Section 701.35 is also authorized by 42 U.S.C. 4311-4312.


Sec.  701.31  [Amended]


0
2. Amend Sec.  701.31 as follows:
0
a. In paragraph (a)(1), remove the words ``, which is as follows:'' and 
remove the indented definition parenthetical ``An oral or written 
request for an extension of credit that is made in accordance with 
procedures established by a creditor for the type of credit 
requested''.
0
b.

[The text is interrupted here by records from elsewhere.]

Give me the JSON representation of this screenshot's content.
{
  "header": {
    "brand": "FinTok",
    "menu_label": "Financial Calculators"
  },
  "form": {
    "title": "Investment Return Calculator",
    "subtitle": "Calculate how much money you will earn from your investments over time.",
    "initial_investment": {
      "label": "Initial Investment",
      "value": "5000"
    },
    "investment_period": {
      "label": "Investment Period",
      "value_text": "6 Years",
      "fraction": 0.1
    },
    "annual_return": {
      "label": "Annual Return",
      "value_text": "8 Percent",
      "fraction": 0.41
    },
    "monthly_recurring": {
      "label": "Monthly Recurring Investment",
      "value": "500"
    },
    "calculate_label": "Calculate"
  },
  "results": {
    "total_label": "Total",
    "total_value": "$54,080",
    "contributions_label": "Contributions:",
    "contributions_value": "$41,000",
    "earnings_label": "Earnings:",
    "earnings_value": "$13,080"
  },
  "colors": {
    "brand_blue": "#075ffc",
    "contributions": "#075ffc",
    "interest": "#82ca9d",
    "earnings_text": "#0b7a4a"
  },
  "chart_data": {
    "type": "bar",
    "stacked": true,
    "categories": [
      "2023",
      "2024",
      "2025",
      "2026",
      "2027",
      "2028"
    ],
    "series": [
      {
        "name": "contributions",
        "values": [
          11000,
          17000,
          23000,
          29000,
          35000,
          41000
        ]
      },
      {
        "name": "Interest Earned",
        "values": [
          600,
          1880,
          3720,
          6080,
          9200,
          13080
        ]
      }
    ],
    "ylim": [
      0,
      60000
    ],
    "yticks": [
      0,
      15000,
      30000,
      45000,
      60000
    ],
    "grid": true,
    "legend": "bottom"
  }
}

In paragraph (c)(5) in the first sentence, remove the words ``a copy 
of the appraisal used in connection with that member's real estate-
related loan application'' and add in their place the words ``a copy of 
the appraisal used in connection with that member's application for a 
loan to be secured by a subordinate lien on a dwelling'', and, in the 
second sentence, remove the words ``real estate-related loan 
application'' and add in their place the words ``application for a loan 
to be secured by a subordinate lien on a dwelling''.

PART 722--APPRAISALS

0
3. The authority citation for part 722 continues to read as follows:

    Authority: 12 U.S.C. 1766, 1789 and 3339.

Sec.  722.3  [Amended]

0
4. Amend Sec.  722.3 as follows:
0
a. In paragraph (a)(5) introductory text add the word ``lending'' 
before the words ``credit union'';
0
b. In paragraph (a)(5)(i) remove the word ``and'' and add in its place 
the word ``or''; and
0
c. In paragraph (a)(5)(ii) add the words ``, even with the advancement 
of new monies'' to the end of the paragraph.